China's effort to develop its new multirole F-10 combat aircraft has received avionics, airframe, and radar technologies adapted from the Israeli Lavi fighter, although the precise extent of Israeli assistance remains unclear. China also turned briefly to the United States for help upgrading the fire-control system on F-8 II interceptors, but that program was suspended after the Tiananmen Square crackdown in June 1989 and was subsequently canceled.
But even with outside assistance, China remains committed to manufacturing self-sufficiency. Technology transfer has proven to be protracted, but has allowed Chinese manufacturers time to master development and production skills. However, Chinese factories today remain incapable of coproducing two different aircraft at the same time. And even if the plants were able to build sophisticated, high-tech weapon systems, it is unlikely that the air force would be able to integrate them into their forces in large numbers until well beyond the turn of the century.
Modernization costs facing the PLAAF are daunting. Buying aircraft, spares, and equipment from abroad in numbers that would make China a credible air power would be prohibitive. Creating an indigenous manufacturing capability to achieve the same objective would be even more expensive.
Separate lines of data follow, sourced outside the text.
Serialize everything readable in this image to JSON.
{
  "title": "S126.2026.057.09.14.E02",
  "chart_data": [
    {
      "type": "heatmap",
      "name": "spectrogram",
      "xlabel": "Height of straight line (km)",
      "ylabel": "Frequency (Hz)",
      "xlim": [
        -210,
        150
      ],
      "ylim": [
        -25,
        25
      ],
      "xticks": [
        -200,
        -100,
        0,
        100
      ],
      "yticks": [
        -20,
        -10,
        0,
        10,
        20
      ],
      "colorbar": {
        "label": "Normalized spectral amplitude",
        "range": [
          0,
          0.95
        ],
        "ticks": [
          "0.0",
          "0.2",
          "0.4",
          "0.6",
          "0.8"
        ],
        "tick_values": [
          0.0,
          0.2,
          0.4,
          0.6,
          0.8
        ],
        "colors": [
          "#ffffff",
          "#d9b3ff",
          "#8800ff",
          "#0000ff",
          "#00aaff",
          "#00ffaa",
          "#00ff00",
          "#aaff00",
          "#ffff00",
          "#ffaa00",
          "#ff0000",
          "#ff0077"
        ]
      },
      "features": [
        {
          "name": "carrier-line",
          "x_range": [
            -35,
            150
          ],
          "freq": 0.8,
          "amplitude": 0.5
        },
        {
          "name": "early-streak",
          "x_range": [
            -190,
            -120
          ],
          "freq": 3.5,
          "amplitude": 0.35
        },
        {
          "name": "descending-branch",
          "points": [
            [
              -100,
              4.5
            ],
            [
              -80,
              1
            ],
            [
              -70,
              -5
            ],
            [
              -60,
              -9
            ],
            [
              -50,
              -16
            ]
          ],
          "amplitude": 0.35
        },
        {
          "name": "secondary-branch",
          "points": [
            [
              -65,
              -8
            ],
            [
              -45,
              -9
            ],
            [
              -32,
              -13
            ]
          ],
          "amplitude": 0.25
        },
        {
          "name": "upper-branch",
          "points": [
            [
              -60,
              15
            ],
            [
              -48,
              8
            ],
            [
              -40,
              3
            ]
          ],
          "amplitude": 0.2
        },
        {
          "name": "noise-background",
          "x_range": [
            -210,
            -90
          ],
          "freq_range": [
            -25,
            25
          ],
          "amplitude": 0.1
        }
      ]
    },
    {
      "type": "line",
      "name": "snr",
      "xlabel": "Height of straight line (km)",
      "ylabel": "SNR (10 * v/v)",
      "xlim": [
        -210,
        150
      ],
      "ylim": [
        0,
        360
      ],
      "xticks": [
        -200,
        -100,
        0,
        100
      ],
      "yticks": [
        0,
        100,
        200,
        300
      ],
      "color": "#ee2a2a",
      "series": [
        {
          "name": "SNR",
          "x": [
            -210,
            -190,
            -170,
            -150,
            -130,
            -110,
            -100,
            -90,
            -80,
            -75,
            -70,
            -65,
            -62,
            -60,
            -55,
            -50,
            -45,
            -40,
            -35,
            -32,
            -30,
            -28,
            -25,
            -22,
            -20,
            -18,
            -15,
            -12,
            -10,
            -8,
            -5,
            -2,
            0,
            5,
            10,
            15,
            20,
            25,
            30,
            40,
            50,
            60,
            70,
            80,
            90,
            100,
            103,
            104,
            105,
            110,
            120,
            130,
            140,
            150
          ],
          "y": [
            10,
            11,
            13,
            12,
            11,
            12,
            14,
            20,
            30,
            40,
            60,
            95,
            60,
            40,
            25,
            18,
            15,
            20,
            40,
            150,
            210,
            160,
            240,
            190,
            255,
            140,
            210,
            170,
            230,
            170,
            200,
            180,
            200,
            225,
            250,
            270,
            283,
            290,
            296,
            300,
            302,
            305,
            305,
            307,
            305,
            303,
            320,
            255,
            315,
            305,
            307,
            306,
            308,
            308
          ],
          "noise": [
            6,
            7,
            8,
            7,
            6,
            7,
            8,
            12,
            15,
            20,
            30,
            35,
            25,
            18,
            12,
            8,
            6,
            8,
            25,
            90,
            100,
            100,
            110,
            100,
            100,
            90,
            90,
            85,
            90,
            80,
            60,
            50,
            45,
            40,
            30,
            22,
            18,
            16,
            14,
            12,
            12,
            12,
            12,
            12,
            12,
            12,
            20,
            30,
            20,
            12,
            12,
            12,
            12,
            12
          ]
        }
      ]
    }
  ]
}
China has neither the foreign exchange reserves to accomplish the former goal nor the internal tax base to achieve the latter.
The PLAAF also is disadvantaged competing with other services for funds to modernize. This may reflect the lack of an overall strategic vision within the PLAAF that persuasively demonstrates the role of airpower in modern warfare. It may also reflect the air force's relatively low profile in China's military hierarchy. As a result, modernization likely will be evolutionary rather than revolutionary, involving incremental technological developments and force enhancement.